Es la historia menos traumática y, a la vez, la más repetida. La del que vuelve desengañado y roto por dentro e intenta vivir como puede. Las que siguen tratan temas más duros, como los abusos entre soldados dentro de los cuarteles. Una muy impactante es la de Maurice Decaul, que cuenta que desde niño quiso enrolarse en el ejército, desde que vio desfilar a los marines cuando tenía cinco años. Le pilló el 11S en el campamento, muchos de sus compañeros eran hijos de bomberos. Lo sentía muy dentro, pero en Irak, el hecho de escuchar a compañeros que podían robar a civiles (que muchas veces iban con altas cantidades de dinero al contado) y que se les podía meter cuatro tiros, que nadie se iba a dar cuenta, le marcó. En casa, en lugar de ser policía, como tenía pensado al regresar, se hizo escritor.
Lo que más me ha llamado la atención de la obra es cómo, a partir del testimonio de veteranos de guerra, no solo se toma el pulso a ese gremio, sino a toda la sociedad estadounidense. Estas historias sirven para hablar de homofobia, suicidio, salud mental… muchos problemas que no son exclusivos del ejército estadounidense. Aunque lo que prevalece es el trauma que pude suponer servir en la guerra.

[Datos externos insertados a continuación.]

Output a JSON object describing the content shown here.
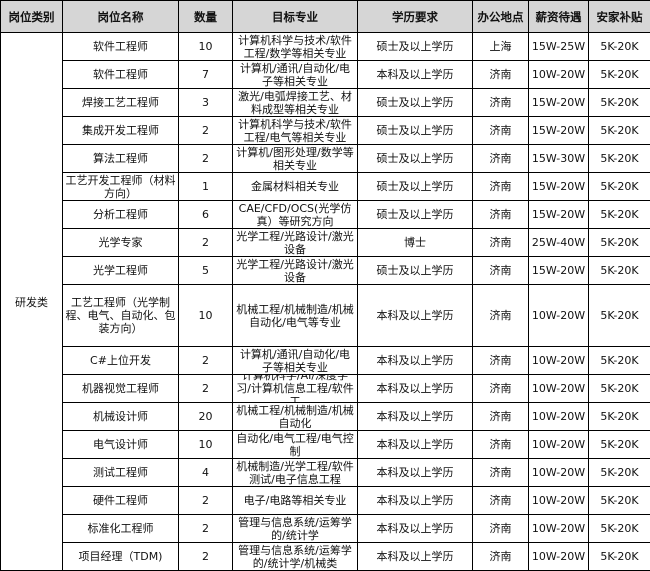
{
  "headers": [
    "岗位类别",
    "岗位名称",
    "数量",
    "目标专业",
    "学历要求",
    "办公地点",
    "薪资待遇",
    "安家补贴"
  ],
  "category": "研发类",
  "rows": [
    {
      "name": "软件工程师",
      "count": "10",
      "major": "计算机科学与技术/软件工程/数学等相关专业",
      "edu": "硕士及以上学历",
      "loc": "上海",
      "salary": "15W-25W",
      "subsidy": "5K-20K"
    },
    {
      "name": "软件工程师",
      "count": "7",
      "major": "计算机/通讯/自动化/电子等相关专业",
      "edu": "本科及以上学历",
      "loc": "济南",
      "salary": "10W-20W",
      "subsidy": "5K-20K"
    },
    {
      "name": "焊接工艺工程师",
      "count": "3",
      "major": "激光/电弧焊接工艺、材料成型等相关专业",
      "edu": "硕士及以上学历",
      "loc": "济南",
      "salary": "15W-20W",
      "subsidy": "5K-20K"
    },
    {
      "name": "集成开发工程师",
      "count": "2",
      "major": "计算机科学与技术/软件工程/电气等相关专业",
      "edu": "硕士及以上学历",
      "loc": "济南",
      "salary": "15W-20W",
      "subsidy": "5K-20K"
    },
    {
      "name": "算法工程师",
      "count": "2",
      "major": "计算机/图形处理/数学等相关专业",
      "edu": "硕士及以上学历",
      "loc": "济南",
      "salary": "15W-30W",
      "subsidy": "5K-20K"
    },
    {
      "name": "工艺开发工程师（材料方向）",
      "count": "1",
      "major": "金属材料相关专业",
      "edu": "硕士及以上学历",
      "loc": "济南",
      "salary": "15W-20W",
      "subsidy": "5K-20K"
    },
    {
      "name": "分析工程师",
      "count": "6",
      "major": "CAE/CFD/OCS(光学仿真）等研究方向",
      "edu": "硕士及以上学历",
      "loc": "济南",
      "salary": "15W-20W",
      "subsidy": "5K-20K"
    },
    {
      "name": "光学专家",
      "count": "2",
      "major": "光学工程/光路设计/激光设备",
      "edu": "博士",
      "loc": "济南",
      "salary": "25W-40W",
      "subsidy": "5K-20K"
    },
    {
      "name": "光学工程师",
      "count": "5",
      "major": "光学工程/光路设计/激光设备",
      "edu": "硕士及以上学历",
      "loc": "济南",
      "salary": "15W-20W",
      "subsidy": "5K-20K"
    },
    {
      "name": "工艺工程师（光学制程、电气、自动化、包装方向）",
      "count": "10",
      "major": "机械工程/机械制造/机械自动化/电气等专业",
      "edu": "本科及以上学历",
      "loc": "济南",
      "salary": "10W-20W",
      "subsidy": "5K-20K",
      "tall": true
    },
    {
      "name": "C#上位开发",
      "count": "2",
      "major": "计算机/通讯/自动化/电子等相关专业",
      "edu": "本科及以上学历",
      "loc": "济南",
      "salary": "10W-20W",
      "subsidy": "5K-20K"
    },
    {
      "name": "机器视觉工程师",
      "count": "2",
      "major": "计算机科学/AI/深度学习/计算机信息工程/软件工",
      "edu": "本科及以上学历",
      "loc": "济南",
      "salary": "10W-20W",
      "subsidy": "5K-20K"
    },
    {
      "name": "机械设计师",
      "count": "20",
      "major": "机械工程/机械制造/机械自动化",
      "edu": "本科及以上学历",
      "loc": "济南",
      "salary": "10W-20W",
      "subsidy": "5K-20K"
    },
    {
      "name": "电气设计师",
      "count": "10",
      "major": "自动化/电气工程/电气控制",
      "edu": "本科及以上学历",
      "loc": "济南",
      "salary": "10W-20W",
      "subsidy": "5K-20K"
    },
    {
      "name": "测试工程师",
      "count": "4",
      "major": "机械制造/光学工程/软件测试/电子信息工程",
      "edu": "本科及以上学历",
      "loc": "济南",
      "salary": "10W-20W",
      "subsidy": "5K-20K"
    },
    {
      "name": "硬件工程师",
      "count": "2",
      "major": "电子/电路等相关专业",
      "edu": "本科及以上学历",
      "loc": "济南",
      "salary": "10W-20W",
      "subsidy": "5K-20K"
    },
    {
      "name": "标准化工程师",
      "count": "2",
      "major": "管理与信息系统/运筹学的/统计学",
      "edu": "本科及以上学历",
      "loc": "济南",
      "salary": "10W-20W",
      "subsidy": "5K-20K"
    },
    {
      "name": "项目经理（TDM)",
      "count": "2",
      "major": "管理与信息系统/运筹学的/统计学/机械类",
      "edu": "本科及以上学历",
      "loc": "济南",
      "salary": "10W-20W",
      "subsidy": "5K-20K"
    }
  ]
}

Generalmente, el enfoque compartido de todas ellas es la dificultad de volver a la vida normal cuando, por diversas razones, se ha dejado de ser persona en la guerra. Es fácil tachar, como dice la autora, a todos los marines de psicópatas nacionalistas. Pero, en contra de los determinismos y prejuicios a los que nos aboca una sociedad cada vez más individualista, esta obra sirve para comprender a otros seres humanos. Especialmente, cuando es tan amplio el número de soldados estadounidenses que lo han sido para ganarse la vida –y acceder al sistema sanitario- cuando tenían pocas opciones más.